Center for Biological Diversity

For Immediate Release, June 15, 2018

Contact:  Aruna Prabhala, Center for Biological Diversity, (510) 844-7122,
Bill Magavern, Coalition for Clean Air, (916) 527-8051,
George Hague, Sierra Club, (951) 313-0395,
Adrian Martinez, Earthjustice, (415) 217-2000,

Judge Rules Against Sprawling Southern California Mega-warehouse Project

Environmental Review for 40 Million Square-foot Logistics Center Voided

MORENO VALLEY, Calif.— In a victory over Southern California’s environmentally destructive warehouse boom, a Superior Court judge has ruled against a massive project that would pollute the air in the city of Moreno Valley.

The judgment, made public Thursday afternoon, sets aside the environmental review and city’s approvals for the World Logistics Center, which would be approximately the size of three of New York’s Central Park. The ruling, which comes in a lawsuit brought by environmental justice and conservation groups, also prohibits future approvals or activity on the site until the city complies with the California Environmental Quality Act, or CEQA.

The World Logistics Center is a 40-million-square-foot warehouse project that would have added 14,000 truck trips to city’s roads every day, worsened already poor air quality and harmed birds and other wildlife in the nearby San Jacinto Wildlife Area. 

“This is a major victory against this destructive project and the broader warehouse boom wreaking havoc on Southern California’s environment,” said Aruna Prabhala, a staff attorney at the Center for Biological Diversity. “If the developer wants to move forward, the environmental analysis needs to start from scratch and take a hard look at the tremendous threat to wildlife and air quality. E-commerce is driving these huge projects, but they’re causing major harm in the real world.”

Environmental review of the warehouse project was completed by the city in August 2015 and was immediately challenged under CEQA for its substantial impacts to air quality, climate change, traffic, wildlife and the community. In February Judge Sharon Waters ruled that the Environmental Impact Report failed to adequately analyze and mitigate the resulting construction noise, loss of farmland, energy use, wildlife buffers and cumulative impacts to the surrounding area. The judgment issued yesterday declared the entire “environmental impact report” void.

“Judge Waters’ decision puts the brakes on the destructive World Logistics Center project, which would have serious negative impacts on the community’s health and environment,” said Bill Magavern, policy director for the Coalition for Clean Air.
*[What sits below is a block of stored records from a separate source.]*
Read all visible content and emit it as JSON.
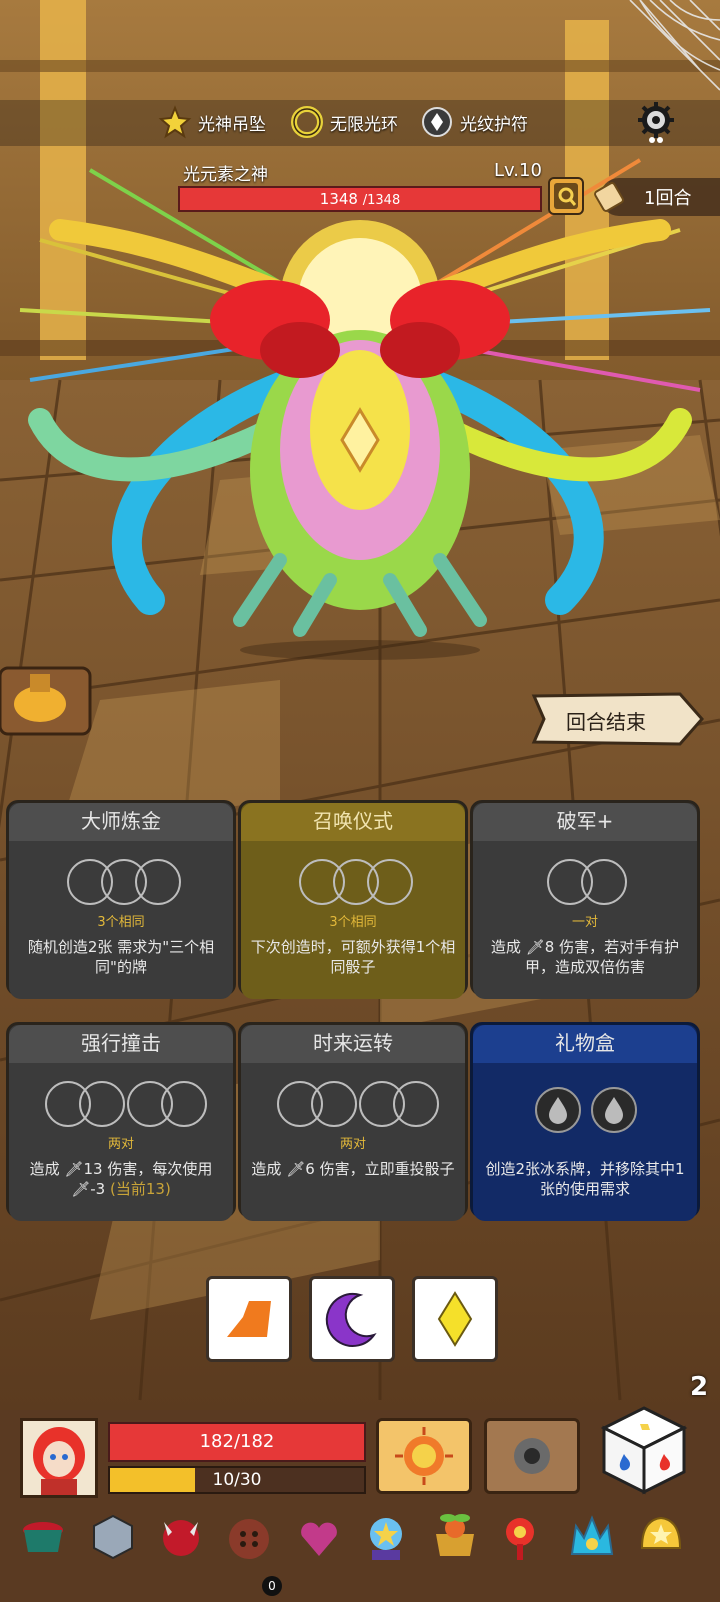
{
  "relics_top": [
    {
      "label": "光神吊坠",
      "icon": "star-pendant-icon"
    },
    {
      "label": "无限光环",
      "icon": "halo-ring-icon"
    },
    {
      "label": "光纹护符",
      "icon": "amulet-icon"
    }
  ],
  "boss": {
    "name": "光元素之神",
    "level": "Lv.10",
    "hp_current": "1348",
    "hp_max": "/1348",
    "hp_fraction": 1.0
  },
  "turn": {
    "label": "1回合"
  },
  "end_turn": {
    "label": "回合结束"
  },
  "cards": [
    {
      "title": "大师炼金",
      "req": "3个相同",
      "desc": "随机创造2张 需求为\"三个相同\"的牌",
      "style": "dark"
    },
    {
      "title": "召唤仪式",
      "req": "3个相同",
      "desc": "下次创造时，可额外获得1个相同骰子",
      "style": "gold"
    },
    {
      "title": "破军+",
      "req": "一对",
      "desc_prefix": "造成",
      "desc_value": "8",
      "desc_suffix": "伤害，若对手有护甲，造成双倍伤害",
      "style": "dark"
    },
    {
      "title": "强行撞击",
      "req": "两对",
      "desc_prefix": "造成",
      "desc_value": "13",
      "desc_mid": "伤害，每次使用",
      "desc_tail_value": "-3",
      "desc_current": "(当前13)",
      "style": "dark"
    },
    {
      "title": "时来运转",
      "req": "两对",
      "desc_prefix": "造成",
      "desc_value": "6",
      "desc_suffix": "伤害，立即重投骰子",
      "style": "dark"
    },
    {
      "title": "礼物盒",
      "desc": "创造2张冰系牌，并移除其中1张的使用需求",
      "style": "blue"
    }
  ],
  "dice": [
    {
      "icon": "orange-shape-icon",
      "color": "#f07a1e"
    },
    {
      "icon": "crescent-moon-icon",
      "color": "#8a35c9"
    },
    {
      "icon": "yellow-diamond-icon",
      "color": "#f5e02a"
    }
  ],
  "player": {
    "hp": "182/182",
    "hp_fraction": 1.0,
    "xp": "10/30",
    "xp_fraction": 0.333
  },
  "reroll_count": "2",
  "relic_badge": "0",
  "colors": {
    "hp_red": "#e63838",
    "xp_yellow": "#f3c02a",
    "accent_gold": "#e3b93a"
  }
}
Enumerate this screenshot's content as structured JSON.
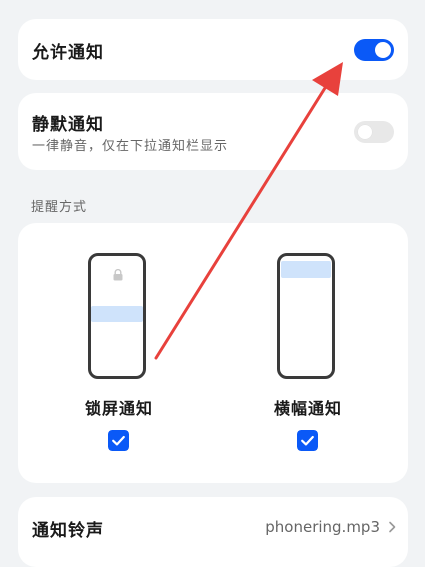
{
  "colors": {
    "accent": "#0a59f7",
    "toggle_off": "#e8e8e8",
    "banner_preview": "#cfe3fb",
    "annotation_arrow": "#e8413c"
  },
  "allow_notifications": {
    "label": "允许通知",
    "enabled": true
  },
  "silent_notifications": {
    "label": "静默通知",
    "description": "一律静音，仅在下拉通知栏显示",
    "enabled": false
  },
  "reminder_style": {
    "section_label": "提醒方式",
    "options": [
      {
        "label": "锁屏通知",
        "checked": true,
        "icon": "lock-icon"
      },
      {
        "label": "横幅通知",
        "checked": true,
        "icon": "banner-preview"
      }
    ]
  },
  "ringtone": {
    "label": "通知铃声",
    "value": "phonering.mp3"
  }
}
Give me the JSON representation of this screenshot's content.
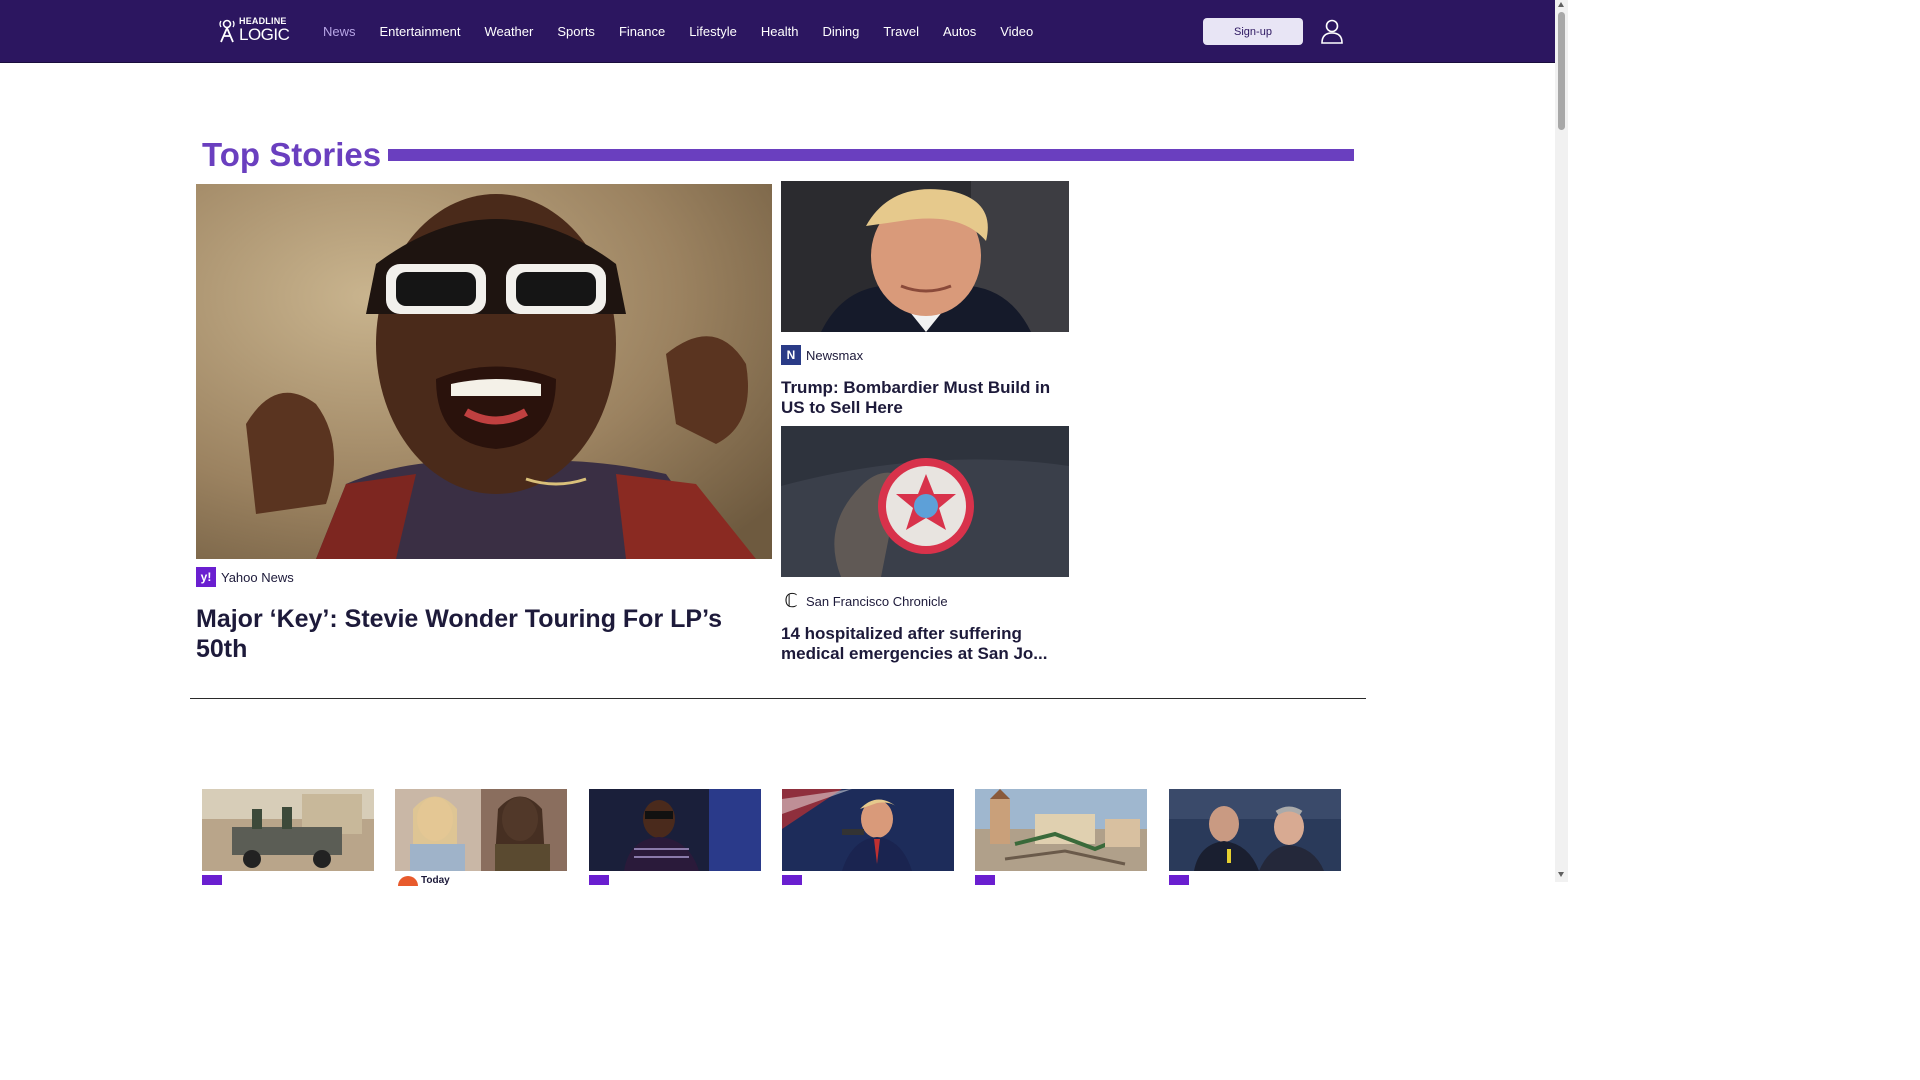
{
  "header": {
    "logo_line1": "HEADLINE",
    "logo_line2": "LOGIC",
    "nav": [
      {
        "label": "News",
        "active": true
      },
      {
        "label": "Entertainment"
      },
      {
        "label": "Weather"
      },
      {
        "label": "Sports"
      },
      {
        "label": "Finance"
      },
      {
        "label": "Lifestyle"
      },
      {
        "label": "Health"
      },
      {
        "label": "Dining"
      },
      {
        "label": "Travel"
      },
      {
        "label": "Autos"
      },
      {
        "label": "Video"
      }
    ],
    "signup_label": "Sign-up",
    "user_icon": "user-icon"
  },
  "top_stories": {
    "title": "Top Stories",
    "main": {
      "source": "Yahoo News",
      "source_badge": "y!",
      "headline": "Major ‘Key’: Stevie Wonder Touring For LP’s 50th"
    },
    "side": [
      {
        "source": "Newsmax",
        "source_badge": "N",
        "headline": "Trump: Bombardier Must Build in US to Sell Here"
      },
      {
        "source": "San Francisco Chronicle",
        "source_badge": "ℂ",
        "headline": "14 hospitalized after suffering medical emergencies at San Jo..."
      }
    ]
  },
  "more_stories": {
    "items": [
      {
        "source": ""
      },
      {
        "source": "Today"
      },
      {
        "source": ""
      },
      {
        "source": ""
      },
      {
        "source": ""
      },
      {
        "source": ""
      }
    ]
  },
  "colors": {
    "header_bg": "#2c1660",
    "accent": "#6a3fbf",
    "yahoo_badge": "#6a1fd0",
    "newsmax_badge": "#2a3b87"
  }
}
About the size of 700 football fields, the World Logistics Center was expected to generate hundreds of thousands of metric tons of greenhouse gas emissions annually. and thousands of truck trips to the site every day. Thousands of trucks would be transporting goods more than 80 miles from the ports of Los Angeles and Long Beach to Moreno Valley, often on two-lane roads that are already congested. Despite recognizing the project’s significant contributions to worsening air quality, increased traffic congestion and climate change, the city required only meager steps to reduce those harms.

The World Logistics Center is also adjacent to the San Jacinto Wildlife Area, which is home to many threatened and endangered wildlife and plants, including the Los Angeles pocket mouse, California golden eagle, numerous hawk, raptor and other bird species including the burrowing owl, tricolored blackbird and endangered plants including the San Jacinto crownscale. The project area itself is one of the best raptor habitats in the state.

“The people of Moreno Valley and surrounding towns will significantly benefit from the World Logistic Center having to produce a new Environmental Impact Report which does a better job of analyzing its impacts of more than 14,000 daily diesel truck trips on the health of children and the elderly as well as the resources of the San Jacinto Wildlife Area." said George Hague, conservation chair of Sierra Club’s Moreno Valley Group.

The decision requires a more honest assessment of the environmental consequences of this massive project before the developers can start building their warehouses.

“It is a good day when a court vindicates our rights to truly understand the impacts of the freight industry on our health and special places like the San Jacinto Wildlife Area,” said Adrian Martinez, a staff attorney with Earthjustice.

The Center for Community Action and Environmental Justice, Center for Biological Diversity, Sierra Club, San Bernardino Valley Audubon Society and Coalition for Clean Air are represented by Earthjustice in this lawsuit. There remains a pending lawsuit over the constitutionality of the initiatives approving the warehouse project.

The Center for Biological Diversity is a national, nonprofit conservation organization with more than 1.6 million members and online activists dedicated to the protection of endangered species and wild places.